BRAIN FOOD: Webspace rules - Taking your rival's name in vain

BRAIN FOOD: Webspace rules - Taking your rival's name in vain - Everyone wants to make their patch of cyberspace more popular, and coming out first on search engines such as AltaVista or Google is one way to do it. But this can lead to problems - just ask

by IAN JEFFERY, Lewis Silkin solicitors. e-mail:jefferyi@lewissilkin.com
Last Updated: 09 Oct 2013

Everyone wants to make their patch of cyberspace more popular, and coming out first on search engines such as AltaVista or Google is one way to do it.

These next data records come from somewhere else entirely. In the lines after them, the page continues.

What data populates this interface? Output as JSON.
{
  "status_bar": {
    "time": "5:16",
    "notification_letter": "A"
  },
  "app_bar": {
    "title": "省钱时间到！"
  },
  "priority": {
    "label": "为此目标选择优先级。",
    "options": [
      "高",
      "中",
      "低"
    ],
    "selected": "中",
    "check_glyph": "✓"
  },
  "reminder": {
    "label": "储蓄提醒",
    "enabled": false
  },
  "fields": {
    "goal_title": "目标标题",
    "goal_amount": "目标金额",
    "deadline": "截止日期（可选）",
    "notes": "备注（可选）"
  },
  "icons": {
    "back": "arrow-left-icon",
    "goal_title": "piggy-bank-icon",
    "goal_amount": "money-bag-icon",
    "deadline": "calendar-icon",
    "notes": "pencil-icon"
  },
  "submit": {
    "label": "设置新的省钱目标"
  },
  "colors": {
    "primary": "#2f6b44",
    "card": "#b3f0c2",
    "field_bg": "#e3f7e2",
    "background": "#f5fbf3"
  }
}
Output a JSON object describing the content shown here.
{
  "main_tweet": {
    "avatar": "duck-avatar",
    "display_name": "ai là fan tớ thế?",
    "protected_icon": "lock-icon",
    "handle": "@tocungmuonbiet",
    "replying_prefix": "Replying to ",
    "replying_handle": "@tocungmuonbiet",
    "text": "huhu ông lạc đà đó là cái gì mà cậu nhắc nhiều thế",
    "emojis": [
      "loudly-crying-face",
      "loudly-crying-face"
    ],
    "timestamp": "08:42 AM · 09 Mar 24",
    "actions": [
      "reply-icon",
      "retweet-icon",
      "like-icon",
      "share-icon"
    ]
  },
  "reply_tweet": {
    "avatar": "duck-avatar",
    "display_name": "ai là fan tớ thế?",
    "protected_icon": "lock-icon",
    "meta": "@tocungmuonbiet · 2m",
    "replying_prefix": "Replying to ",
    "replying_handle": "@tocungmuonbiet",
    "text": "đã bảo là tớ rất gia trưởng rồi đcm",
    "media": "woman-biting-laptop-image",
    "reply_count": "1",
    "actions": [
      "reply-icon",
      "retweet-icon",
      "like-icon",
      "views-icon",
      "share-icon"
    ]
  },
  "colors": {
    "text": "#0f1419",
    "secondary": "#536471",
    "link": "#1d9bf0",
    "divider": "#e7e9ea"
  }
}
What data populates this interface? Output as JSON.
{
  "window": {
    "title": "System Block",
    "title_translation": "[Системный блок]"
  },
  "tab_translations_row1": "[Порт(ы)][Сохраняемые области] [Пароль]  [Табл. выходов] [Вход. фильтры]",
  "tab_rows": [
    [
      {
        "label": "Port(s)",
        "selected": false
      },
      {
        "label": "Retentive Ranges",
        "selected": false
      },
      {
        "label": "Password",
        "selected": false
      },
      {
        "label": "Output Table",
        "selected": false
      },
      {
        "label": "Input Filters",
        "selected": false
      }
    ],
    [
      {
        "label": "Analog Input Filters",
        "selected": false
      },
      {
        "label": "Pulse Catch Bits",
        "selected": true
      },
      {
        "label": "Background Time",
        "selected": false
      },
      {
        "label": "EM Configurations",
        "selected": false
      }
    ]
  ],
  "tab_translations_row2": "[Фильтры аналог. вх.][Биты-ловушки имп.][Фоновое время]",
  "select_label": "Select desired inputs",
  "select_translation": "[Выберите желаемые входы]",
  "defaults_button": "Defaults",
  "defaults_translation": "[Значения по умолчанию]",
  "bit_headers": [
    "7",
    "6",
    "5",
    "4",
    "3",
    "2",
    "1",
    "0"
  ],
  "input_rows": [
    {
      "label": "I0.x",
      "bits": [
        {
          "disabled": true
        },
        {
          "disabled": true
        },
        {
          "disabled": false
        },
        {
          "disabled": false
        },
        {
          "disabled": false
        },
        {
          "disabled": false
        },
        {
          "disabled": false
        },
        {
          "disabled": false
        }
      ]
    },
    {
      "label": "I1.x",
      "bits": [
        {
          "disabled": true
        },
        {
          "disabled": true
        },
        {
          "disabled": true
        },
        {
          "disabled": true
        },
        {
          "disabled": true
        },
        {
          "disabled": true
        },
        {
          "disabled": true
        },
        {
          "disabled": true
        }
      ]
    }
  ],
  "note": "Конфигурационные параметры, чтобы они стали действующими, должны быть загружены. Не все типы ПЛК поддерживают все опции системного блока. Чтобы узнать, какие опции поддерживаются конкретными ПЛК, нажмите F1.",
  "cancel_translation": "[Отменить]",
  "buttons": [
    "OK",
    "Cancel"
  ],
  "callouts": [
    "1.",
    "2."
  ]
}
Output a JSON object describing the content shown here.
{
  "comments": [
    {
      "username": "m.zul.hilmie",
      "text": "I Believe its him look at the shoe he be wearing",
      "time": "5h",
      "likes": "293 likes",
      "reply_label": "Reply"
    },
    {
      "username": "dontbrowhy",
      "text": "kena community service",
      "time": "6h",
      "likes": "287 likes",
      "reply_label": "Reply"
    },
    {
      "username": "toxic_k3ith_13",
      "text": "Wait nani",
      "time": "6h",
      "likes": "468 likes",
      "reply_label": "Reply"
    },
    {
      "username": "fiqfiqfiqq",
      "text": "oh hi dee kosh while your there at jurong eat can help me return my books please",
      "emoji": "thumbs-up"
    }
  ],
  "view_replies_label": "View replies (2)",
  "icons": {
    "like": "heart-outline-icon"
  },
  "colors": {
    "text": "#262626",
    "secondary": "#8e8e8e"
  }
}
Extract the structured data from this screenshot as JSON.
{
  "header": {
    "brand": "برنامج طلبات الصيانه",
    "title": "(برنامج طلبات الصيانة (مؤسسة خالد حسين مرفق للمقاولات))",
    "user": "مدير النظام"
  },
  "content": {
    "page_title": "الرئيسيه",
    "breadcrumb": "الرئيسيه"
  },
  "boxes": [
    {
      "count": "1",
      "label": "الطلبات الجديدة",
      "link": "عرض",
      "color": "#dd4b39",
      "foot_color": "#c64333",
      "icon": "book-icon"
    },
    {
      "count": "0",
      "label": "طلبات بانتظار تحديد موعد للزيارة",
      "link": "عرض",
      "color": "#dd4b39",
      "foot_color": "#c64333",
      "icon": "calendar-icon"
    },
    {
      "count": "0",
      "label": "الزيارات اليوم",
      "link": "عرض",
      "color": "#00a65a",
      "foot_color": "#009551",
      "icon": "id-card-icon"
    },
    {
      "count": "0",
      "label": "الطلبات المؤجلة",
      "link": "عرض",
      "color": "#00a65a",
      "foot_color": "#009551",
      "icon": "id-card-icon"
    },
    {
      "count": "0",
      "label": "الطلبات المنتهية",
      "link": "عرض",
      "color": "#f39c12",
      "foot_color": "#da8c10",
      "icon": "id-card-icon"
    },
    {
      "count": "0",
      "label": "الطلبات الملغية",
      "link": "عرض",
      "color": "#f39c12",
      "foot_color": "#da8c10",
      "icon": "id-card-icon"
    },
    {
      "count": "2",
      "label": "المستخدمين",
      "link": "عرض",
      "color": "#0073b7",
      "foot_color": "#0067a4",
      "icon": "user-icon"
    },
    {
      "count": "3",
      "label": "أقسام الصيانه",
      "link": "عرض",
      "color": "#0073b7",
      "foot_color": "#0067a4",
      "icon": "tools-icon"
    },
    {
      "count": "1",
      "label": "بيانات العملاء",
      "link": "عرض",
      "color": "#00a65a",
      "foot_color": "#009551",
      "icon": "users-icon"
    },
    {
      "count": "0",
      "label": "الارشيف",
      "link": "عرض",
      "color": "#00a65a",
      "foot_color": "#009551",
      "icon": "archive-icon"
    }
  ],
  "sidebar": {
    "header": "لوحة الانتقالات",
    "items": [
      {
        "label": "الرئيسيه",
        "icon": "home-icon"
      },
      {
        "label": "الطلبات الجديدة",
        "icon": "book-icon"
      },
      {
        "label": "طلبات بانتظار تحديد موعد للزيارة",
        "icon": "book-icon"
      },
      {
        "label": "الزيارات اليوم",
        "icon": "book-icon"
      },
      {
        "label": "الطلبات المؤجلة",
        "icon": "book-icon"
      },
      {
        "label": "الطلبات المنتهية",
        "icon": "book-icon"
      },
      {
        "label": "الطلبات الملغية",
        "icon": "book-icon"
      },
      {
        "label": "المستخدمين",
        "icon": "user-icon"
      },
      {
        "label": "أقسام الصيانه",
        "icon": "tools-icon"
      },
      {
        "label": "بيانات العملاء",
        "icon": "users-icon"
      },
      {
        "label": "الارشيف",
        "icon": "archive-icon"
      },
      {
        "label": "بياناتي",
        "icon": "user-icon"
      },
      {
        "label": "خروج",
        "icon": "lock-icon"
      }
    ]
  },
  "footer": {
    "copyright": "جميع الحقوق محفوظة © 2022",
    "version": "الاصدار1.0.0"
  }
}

But this can lead to problems - just ask anyone at computer firm Mandata, subject of a recent court case for using a rival's name in its web site's meta-tag.

Many search engines rely on meta tags - virtual labels that a site designer can fill with keywords describing the content of their site. But because they don't appear on-screen when the page is loaded, the temptation is to add the names of big competitors or even pop-culture icons to your tag in order to drive up traffic.

Buzzwords are one thing, but using a competitor's name or that of a major celebrity could put you at the business end of a court application. Trade mark infringement, thought the court in Mandata's case. Some learned friends aren't so sure about that, but it makes sense to tread carefully for now.